手感度と目感度を両立。
そして強い。
極限まで細く削りこんだ超弾性チタン素材
ただ穂先に金属を用いれば良いというわけではない。この大胆な発想を形にし得たのは金属ティップをカーボン素材のロッド本体と一体化する技術を持ってしてこそ。成型の難しい超弾性チタン合金を極細に削り出し、カーボンシートとグラスシートを貼り合わせた特殊シートを巻きつける。その工程こそ他に真似できないテクノロジーなのだ
しなやかで強い、金属ならではの振動伝導率の高さ
振動伝達力に優れるカーボンは、張りのある素材ゆえにアタリを出す魚の口元にわずかな違和感を与えてしまう。SMTは素材が強いため細くすることができ、グラスファイバー同様のしなやかさを実現。魚に違和感を与えずして、金属素材ならではの振動の強さと振動の持続時間による高い振動増幅性も発揮する
穂先素材の特徴(素材を曲げて弾いたときの振動波形)
スーパーメタルトップソリッド
振動の強さはカーボンソリッドと同じぐらいだが、持続時間が長く、釣り人が感じる「手感度」はより高い
カーボンソリッド
グラスソリッドに比べて発生する振動が強いため、より「手感度」は高い
グラスソリッド
発生する振動がカーボンソリッドやスーパーメタルソリッドに比べて弱め
中空タイプのSMTT
左がソリッドのSMT断面、右が中空タイプのSMTT断面。SMTTは、超弾性チタン合金をチューブラー(中空)構造にすることで高感度と秀でた操作性を兼備。ソリッドタイプのSMTに比べるとしなやかさは劣るが、より操作性に優れキャスティング性能も重視した設計でルアーロッドなどに搭載されている
一般的に、手元へ振動として伝わる感度(手感度)を求める上で最も多用されているのはカーボン素材だ。振動伝達力に優れるカーボンは魚のアタリや水中の様子をクリアに手元に伝えてくれる。だが、カワハギなど非常に繊細なアタリを取る必要のある釣りでは、手感度に加えて穂先の先端の動きをキャッチする目感度も重要視される。そのため、カーボンソリッドが細く削られたり、よりしなやかなグラスファイバー素材が用いられてもきた。

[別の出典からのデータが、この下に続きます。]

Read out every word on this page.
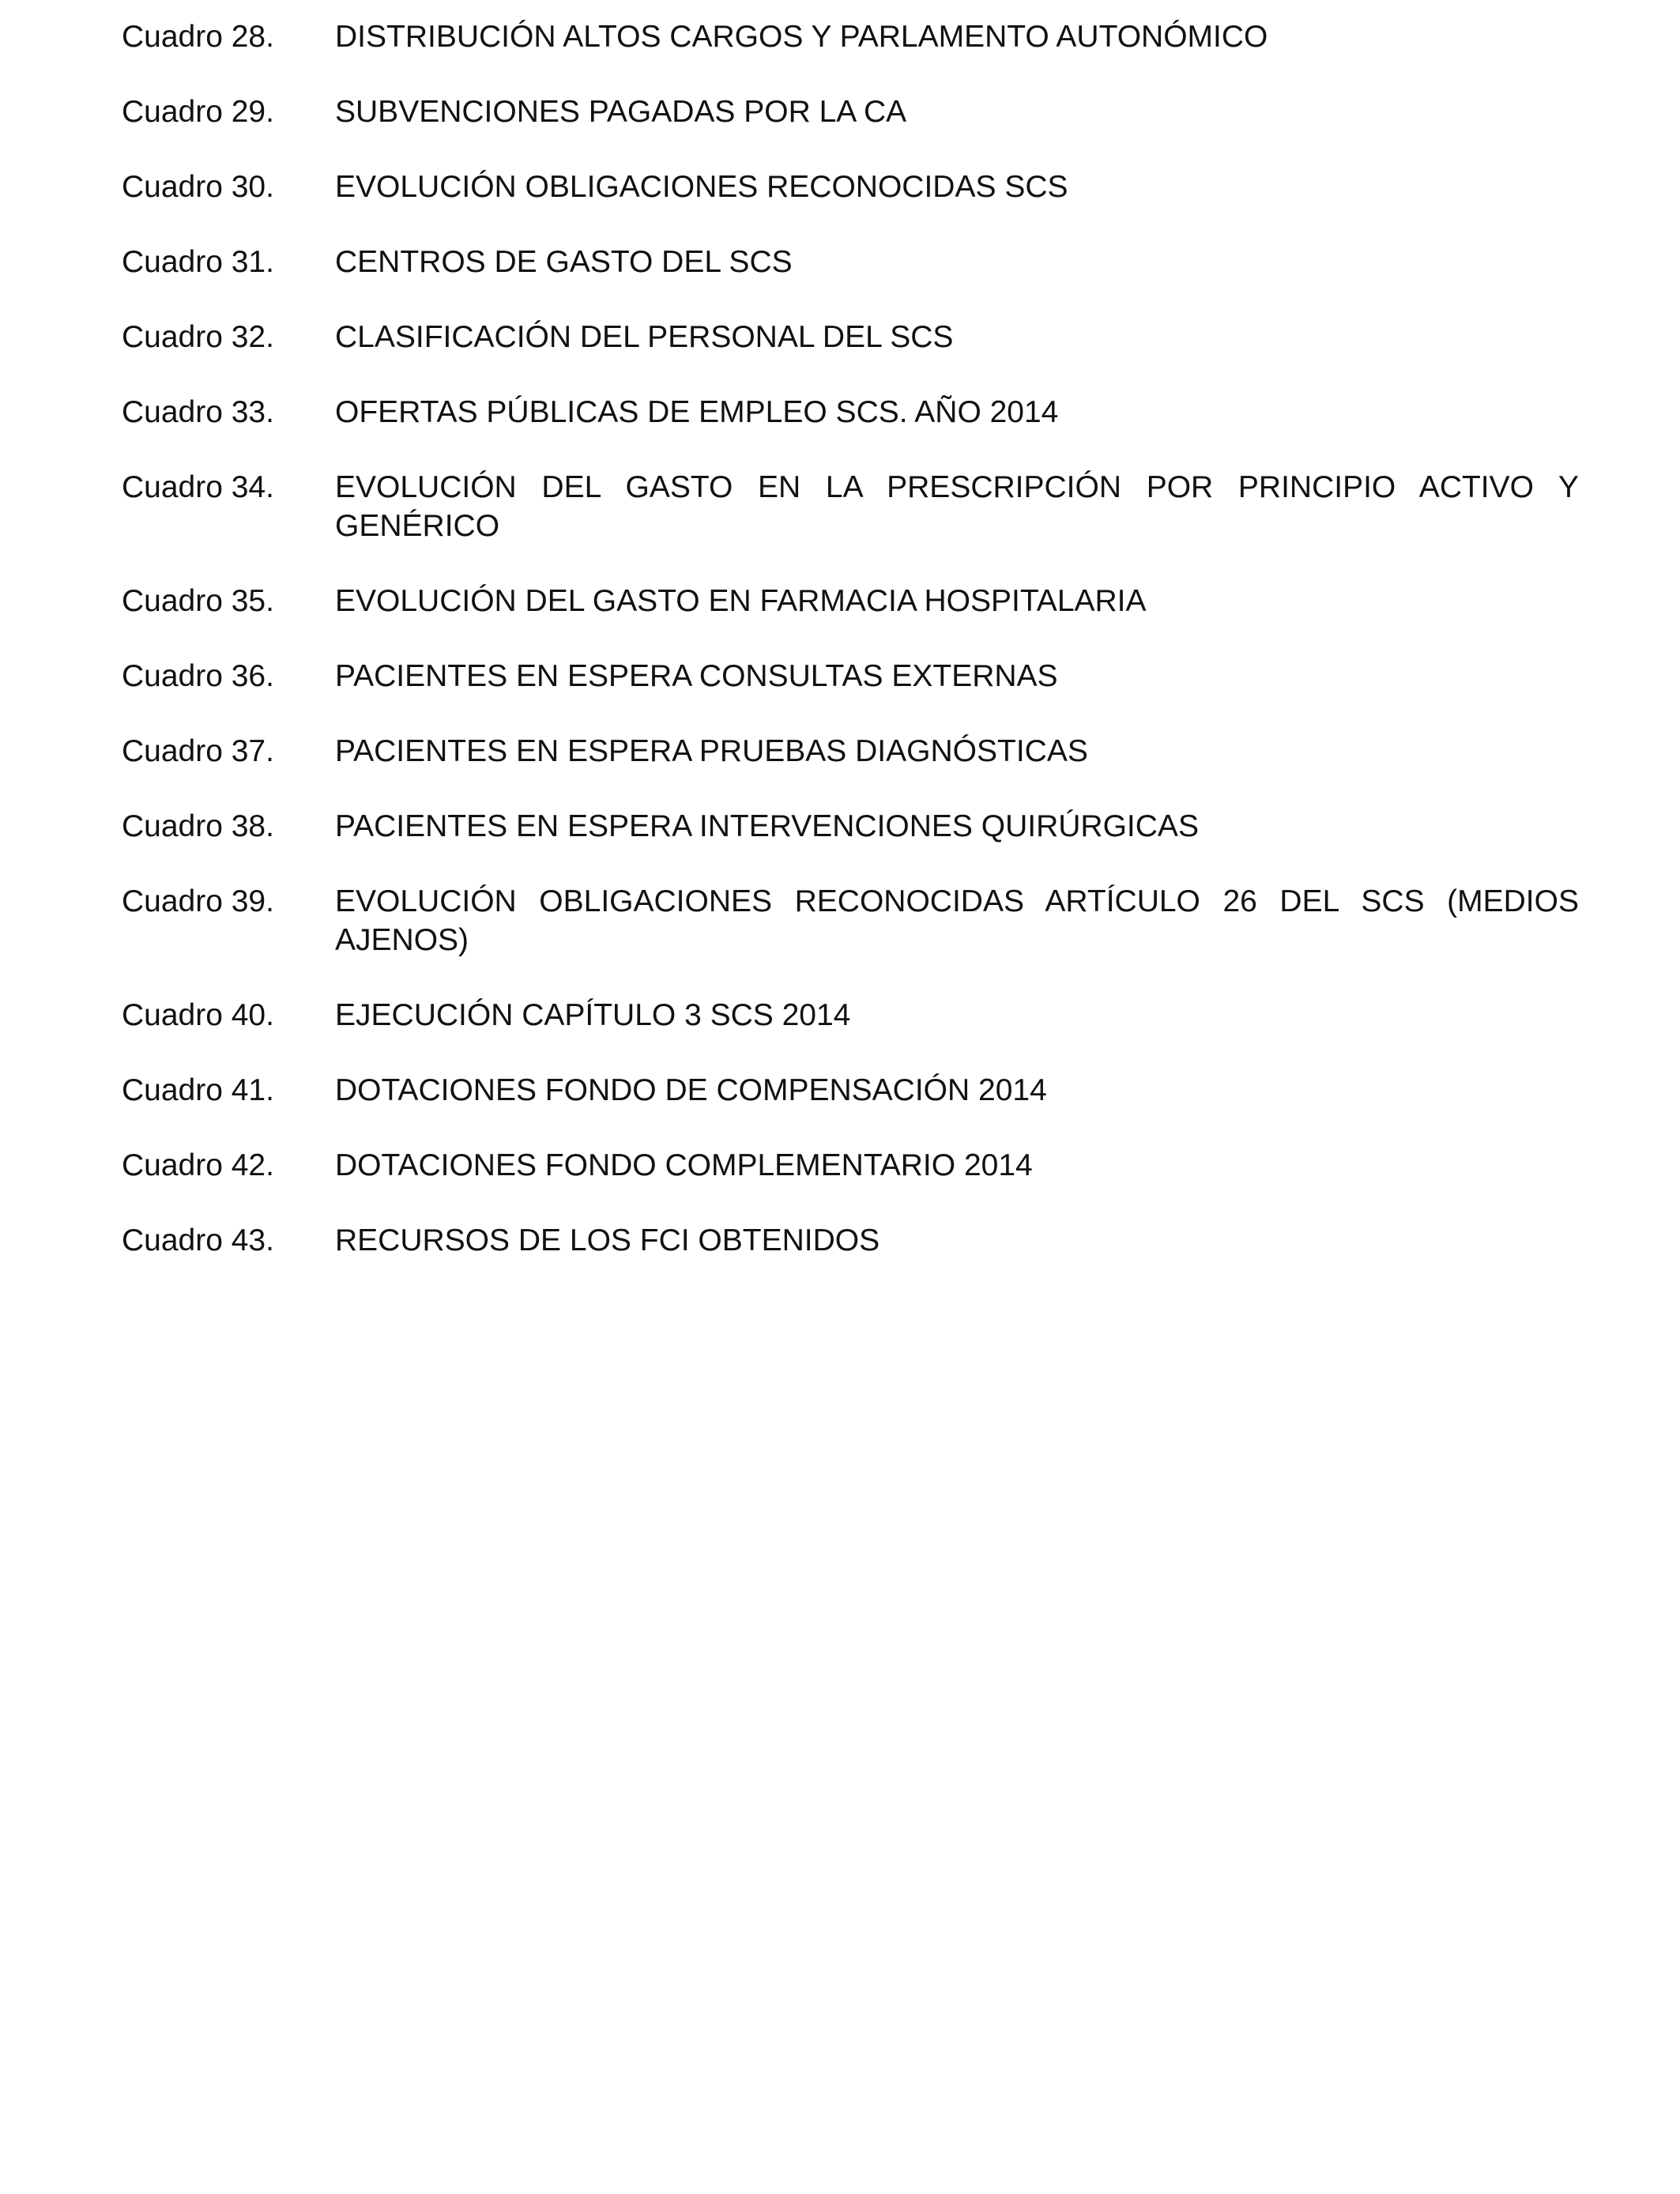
Cuadro 28.	DISTRIBUCIÓN ALTOS CARGOS Y PARLAMENTO AUTONÓMICO
Cuadro 29.	SUBVENCIONES PAGADAS POR LA CA
Cuadro 30.	EVOLUCIÓN OBLIGACIONES RECONOCIDAS SCS
Cuadro 31.	CENTROS DE GASTO DEL SCS
Cuadro 32.	CLASIFICACIÓN DEL PERSONAL DEL SCS
Cuadro 33.	OFERTAS PÚBLICAS DE EMPLEO SCS. AÑO 2014
Cuadro 34.	EVOLUCIÓN DEL GASTO EN LA PRESCRIPCIÓN POR PRINCIPIO ACTIVO Y GENÉRICO
Cuadro 35.	EVOLUCIÓN DEL GASTO EN FARMACIA HOSPITALARIA
Cuadro 36.	PACIENTES EN ESPERA CONSULTAS EXTERNAS
Cuadro 37.	PACIENTES EN ESPERA PRUEBAS DIAGNÓSTICAS
Cuadro 38.	PACIENTES EN ESPERA INTERVENCIONES QUIRÚRGICAS
Cuadro 39.	EVOLUCIÓN OBLIGACIONES RECONOCIDAS ARTÍCULO 26 DEL SCS (MEDIOS AJENOS)
Cuadro 40.	EJECUCIÓN CAPÍTULO 3 SCS 2014
Cuadro 41.	DOTACIONES FONDO DE COMPENSACIÓN 2014
Cuadro 42.	DOTACIONES FONDO COMPLEMENTARIO 2014
Cuadro 43.	RECURSOS DE LOS FCI OBTENIDOS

ところが穂先を細くすれば、強度は失われてしまう。また、グラスはしなやかである反面、振動伝達性にやや劣るという欠点を持つ。目感度を確保しながら強度と手感度も手に入れる。そんな究極の理想があるものか?
ダイワの発想と独自の最先端テクノロジーが実現したのは、まさにそんな究極の理想。超弾性チタン合金素材を穂先に使用したSMT(スーパーメタルトップ)がアタリの質を変えたのだ。
超弾性チタン合金はしなやかでありながら非常に高い復元力を持ち、さらにとても強い。硬いチタン合金を極細に削り出す技術もさることながら、これに特殊シートを巻きつけてから研磨することでロッド本体と完全に一体化させた。
強ければさらに細くもできる。カーボンやグラスでは不可能な強さとしなやかさの兼備は、圧倒的な目感度を実現した。さらには高い振動の継続効果がカーボンを上回る手感度も生んだのだ。